EA: a workplace that reflects its gaming mission of fun
Its products may be global and cutting edge, but Electronic Arts uses words like “grassroots” and “engaging” to describe its D&I; efforts
Electronic Arts (EA) develops, publishes, markets and distributes video games for Internet-connected consoles, personal computers, mobile phones, and tablets. Titles in its portfolio include The Sims, Madden NFL, FIFA Soccer, Need for Speed, Battlefield and Mass Effect.
“With development studios and publishing offices on six continents, Electronic Arts is a fun and exciting company with many career opportunities for a variety of professionals across the globe,” says Kelsey Wesley, global diversity and inclusion specialist. “We try to increase diversity and inclusion in our workforce and in our games. We work hard and play hard too! We are passionate about our products and love entertaining and uniting the world through play.”
Breaking ground in digital gaming
“As a company built on technology, EA has a wide range of engineering and traditional IT roles,” Wesley says. Available positions include mobile game development and design, software engineering, data analytics and engineering, machine learning/data science, network/systems engineering, test engineering, database administration, UI/UX design, and technical program management. “Candidates with experience in programming languages such as Java, C++, C# and Python are always in high demand here,” Wesley says.
EA seeks people with experience working in the games industry or with companies that have a strong online/digital presence. However, a passionate interest in the field is just as important. “We look for professional experience as well as school programs and independent projects related to game development,” Wesley says.
There has been a shift in the videogame industry from traditional packaged goods to digital games and content, says Wesley, and EA is in the forefront of companies breaking new technology ground right now. “Two of our biggest engineering initiatives are centered on transforming the videogame industry through our digital platform, and becoming the number-one mobile game company in the world. Our Origin system is the digital distribution platform we created to allow our gaming consumers an anytime, anywhere, any platform or medium gaming experience.”
Even recruitment is “fun and informative”
Among the many ways the D&I; team seeks out top talent is by attending traditional diversity recruiting events, such as the annual Grace Hopper Celebration in both the United States and India. Other efforts include the #PlayAs1 blog, which highlights the successes of diverse EA employees, and participation in LGBT pride parades in the U.S. and around the world.
“We also host hackathon events at our studios to network with top technical talent around the world. We have global competitions that I highly recommend IT and engineering professionals look into,” Wesley says. “Our efforts have a grassroots feel, so employees are engaged. These events also showcase the work environment we have at EA, and help make the company more relevant to potential candidates across all levels of professional experience.”

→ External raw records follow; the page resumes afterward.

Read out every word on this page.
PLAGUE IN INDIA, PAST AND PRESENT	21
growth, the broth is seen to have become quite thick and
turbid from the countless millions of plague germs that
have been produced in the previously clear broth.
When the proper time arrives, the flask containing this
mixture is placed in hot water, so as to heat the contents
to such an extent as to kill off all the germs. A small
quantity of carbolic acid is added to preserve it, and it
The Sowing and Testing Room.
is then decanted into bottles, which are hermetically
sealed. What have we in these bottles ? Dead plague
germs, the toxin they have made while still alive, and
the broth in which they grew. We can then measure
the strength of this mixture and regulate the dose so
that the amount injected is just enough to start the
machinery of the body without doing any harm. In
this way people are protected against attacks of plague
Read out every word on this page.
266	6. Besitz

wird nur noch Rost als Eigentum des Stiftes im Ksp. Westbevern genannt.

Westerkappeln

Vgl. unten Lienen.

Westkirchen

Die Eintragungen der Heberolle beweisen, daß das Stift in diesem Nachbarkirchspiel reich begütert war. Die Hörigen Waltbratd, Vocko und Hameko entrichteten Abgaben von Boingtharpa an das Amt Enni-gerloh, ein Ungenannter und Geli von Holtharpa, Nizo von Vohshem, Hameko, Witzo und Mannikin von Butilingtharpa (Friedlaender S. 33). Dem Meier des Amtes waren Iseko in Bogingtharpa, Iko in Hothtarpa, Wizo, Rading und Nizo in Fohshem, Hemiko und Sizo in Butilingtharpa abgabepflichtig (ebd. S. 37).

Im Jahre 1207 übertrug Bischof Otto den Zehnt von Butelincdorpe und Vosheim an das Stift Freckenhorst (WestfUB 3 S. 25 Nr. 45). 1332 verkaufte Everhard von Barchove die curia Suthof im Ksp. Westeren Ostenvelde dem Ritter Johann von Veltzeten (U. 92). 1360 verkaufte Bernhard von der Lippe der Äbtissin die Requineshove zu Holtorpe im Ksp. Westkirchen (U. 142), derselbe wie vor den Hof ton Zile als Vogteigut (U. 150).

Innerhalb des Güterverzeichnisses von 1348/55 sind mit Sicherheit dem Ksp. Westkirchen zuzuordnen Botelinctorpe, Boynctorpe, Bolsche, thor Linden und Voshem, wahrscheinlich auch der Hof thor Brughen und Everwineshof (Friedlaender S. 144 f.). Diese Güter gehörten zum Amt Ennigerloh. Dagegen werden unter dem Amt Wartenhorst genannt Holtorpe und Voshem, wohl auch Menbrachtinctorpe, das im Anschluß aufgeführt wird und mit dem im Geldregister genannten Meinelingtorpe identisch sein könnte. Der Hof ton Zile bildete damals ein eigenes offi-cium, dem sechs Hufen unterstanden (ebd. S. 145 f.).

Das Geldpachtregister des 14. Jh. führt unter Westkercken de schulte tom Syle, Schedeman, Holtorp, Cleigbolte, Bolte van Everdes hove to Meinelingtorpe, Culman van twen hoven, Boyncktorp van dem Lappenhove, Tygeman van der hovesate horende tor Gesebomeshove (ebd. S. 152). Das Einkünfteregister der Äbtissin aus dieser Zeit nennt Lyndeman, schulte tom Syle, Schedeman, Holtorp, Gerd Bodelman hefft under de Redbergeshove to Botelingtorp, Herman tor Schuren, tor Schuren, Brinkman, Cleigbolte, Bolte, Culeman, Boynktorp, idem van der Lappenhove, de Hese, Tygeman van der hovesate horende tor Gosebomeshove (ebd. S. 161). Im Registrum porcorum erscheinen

The D&I; team at EA partners closely with the company’s university relations team to recruit new college graduates, says Wesley. “We try to keep these efforts fun as well as informative for young talent hoping to start successful careers in the gaming industry. We entertain millions of fans around the world, and we want our diverse candidates to experience that energy in our recruiting efforts as well.”
The D&I; team came into existence about three years ago. “We’re making strides to create a more inclusive culture where our employees from any background can succeed in their roles,” Wesley says. “This includes implementing resources designed around succession planning, manager and employee training, and other areas focused on diversity in the workplace.” EA has a culture dedicated to work/life balance, Wesley adds. Among other perks, the company offers adoption assistance and onsite child care.
The D&I; team frequently partners with the EA outreach team to encourage employee participation in community activities and with charitable organizations. The company recently launched a “Dollars for Doers” program, in which EA donates to organizations where employees volunteer significant time. “We also participate in community charity events from the American Heart Association’s Heart Walk to Movember,” Wesley says. Movember is an annual, month-long international event designed to raise awareness of men’s health issues. Participants compete to grow mustaches, she explains. “We also sponsor food drives. Many of these initiatives were suggested by our workforce.”
The D&I; team has also created the Inclusion Guild, an employee resource group where people from any background at any level of the company can work together on diversity-related activities. “These efforts often focus on a specific demographic, such as the Pride parades or our new veterans’ employee referral program,” says Wesley. The group has become a critical resource, she says. “The D&I; team has been supporting and guiding the Inclusion Guild so members around the globe have a variety of ways to get involved and stay connected.”